Construction of iron-mineralized black phosphorene nanosheet to combinate chemodynamic therapy and photothermal therapy

Chemodynamic therapy (CDT) by triggering Fenton reaction or Fenton-like reaction to generate hazardous hydroxyl radical (center dot OH), is a promising strategy to selectively inhibit tumors with higher H2O2 levels and relatively acidic microenvironment. Current Fe-based Fenton nanocatalysts mostly depend on slowly releasing iron ions from Fe or Fe oxide-based nanoparticles, which leads to a limited rate of Fenton reaction. Herein, we employed black phosphorene nanosheets (BPNS), a biocompatible and biodegradable photothermal material, to develop iron-mineralized black phosphorene nanosheet (BPFe) by in situ deposition method for chemodynamic and photothermal combination cancer therapy. This study demonstrated that the BPFe could selectively increase cytotoxic center dot OH in tumor cells whereas having no influence on normal cells. The IC50 of BPFe for tested tumor cells was about 3-6 mu g/mL, which was at least one order of magnitude lower than previous Fe-based Fenton nanocatalysts.
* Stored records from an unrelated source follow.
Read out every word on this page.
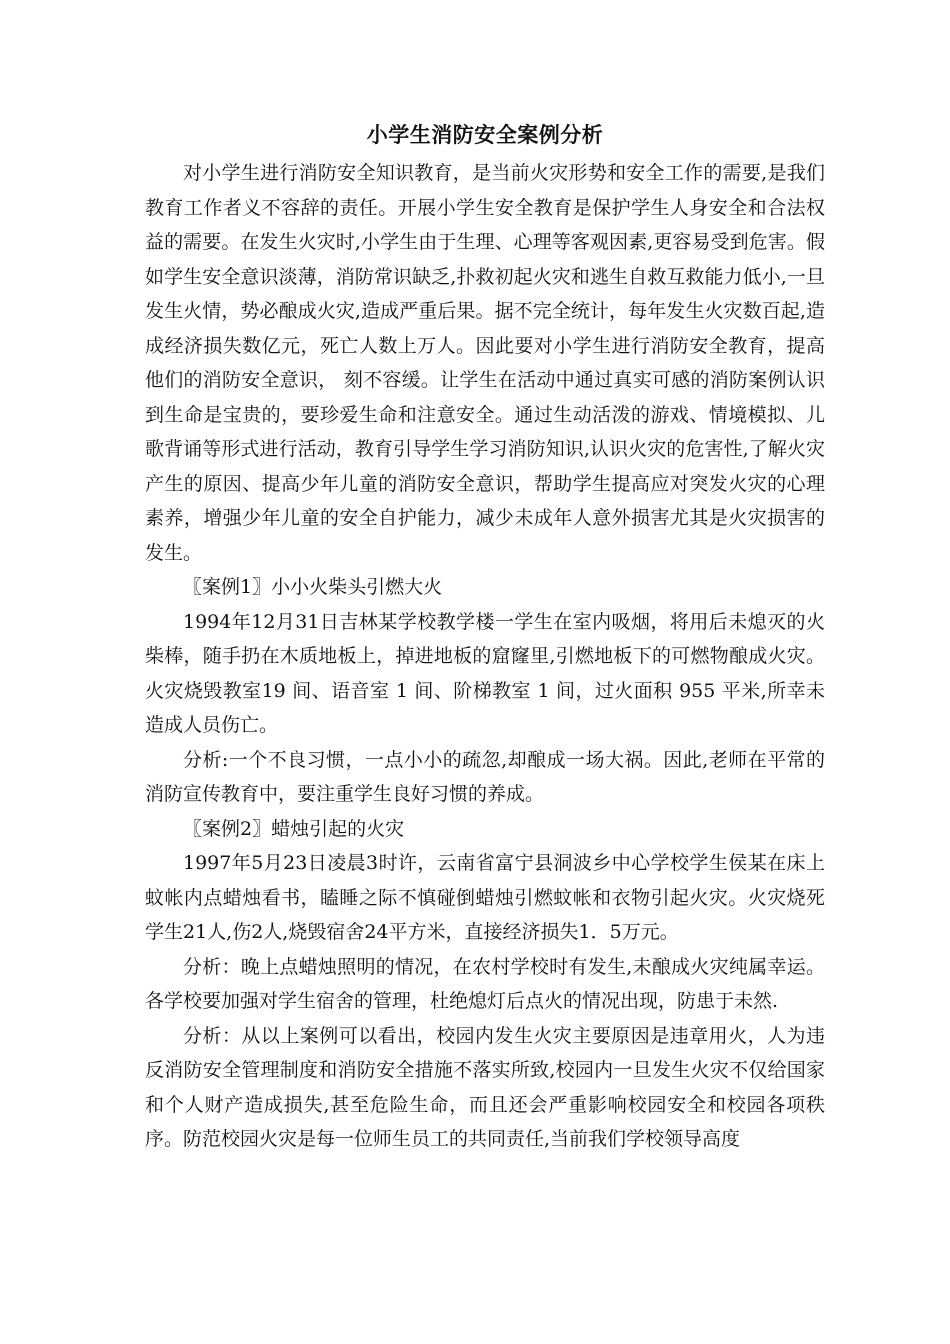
小学生消防安全案例分析

对小学生进行消防安全知识教育，是当前火灾形势和安全工作的需要,是我们教育工作者义不容辞的责任。开展小学生安全教育是保护学生人身安全和合法权益的需要。在发生火灾时,小学生由于生理、心理等客观因素,更容易受到危害。假如学生安全意识淡薄，消防常识缺乏,扑救初起火灾和逃生自救互救能力低小,一旦发生火情，势必酿成火灾,造成严重后果。据不完全统计，每年发生火灾数百起,造成经济损失数亿元，死亡人数上万人。因此要对小学生进行消防安全教育，提高他们的消防安全意识， 刻不容缓。让学生在活动中通过真实可感的消防案例认识到生命是宝贵的，要珍爱生命和注意安全。通过生动活泼的游戏、情境模拟、儿歌背诵等形式进行活动，教育引导学生学习消防知识,认识火灾的危害性,了解火灾产生的原因、提高少年儿童的消防安全意识，帮助学生提高应对突发火灾的心理素养，增强少年儿童的安全自护能力，减少未成年人意外损害尤其是火灾损害的发生。

〖案例1〗小小火柴头引燃大火

1994年12月31日吉林某学校教学楼一学生在室内吸烟，将用后未熄灭的火柴棒，随手扔在木质地板上，掉进地板的窟窿里,引燃地板下的可燃物酿成火灾。火灾烧毁教室19 间、语音室 1 间、阶梯教室 1 间，过火面积 955 平米,所幸未造成人员伤亡。

分析:一个不良习惯，一点小小的疏忽,却酿成一场大祸。因此,老师在平常的消防宣传教育中，要注重学生良好习惯的养成。

〖案例2〗蜡烛引起的火灾

1997年5月23日凌晨3时许，云南省富宁县洞波乡中心学校学生侯某在床上蚊帐内点蜡烛看书，瞌睡之际不慎碰倒蜡烛引燃蚊帐和衣物引起火灾。火灾烧死学生21人,伤2人,烧毁宿舍24平方米，直接经济损失1．5万元。

分析：晚上点蜡烛照明的情况，在农村学校时有发生,未酿成火灾纯属幸运。各学校要加强对学生宿舍的管理，杜绝熄灯后点火的情况出现，防患于未然.

分析：从以上案例可以看出，校园内发生火灾主要原因是违章用火，人为违反消防安全管理制度和消防安全措施不落实所致,校园内一旦发生火灾不仅给国家和个人财产造成损失,甚至危险生命，而且还会严重影响校园安全和校园各项秩序。防范校园火灾是每一位师生员工的共同责任,当前我们学校领导高度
The low H2O2 level in normal mammalian cells guaranteed the rare cytotoxicity of BPFe. Moreover, the combination of photothermal therapy (PTT) with CDT based on BPFe was proved to kill tumors more potently with spatiotemporal accuracy, which exhibited excellent anti-tumor effects in xenografted MCF-7 tumor mice models.

Automated summary

This study developed an iron-mineralized black phosphorene nanosheet as a promising strategy for selective inhibition of tumor cells. The nanosheet showed enhanced cytotoxicity and excellent anti-tumor effects in combination with photothermal therapy.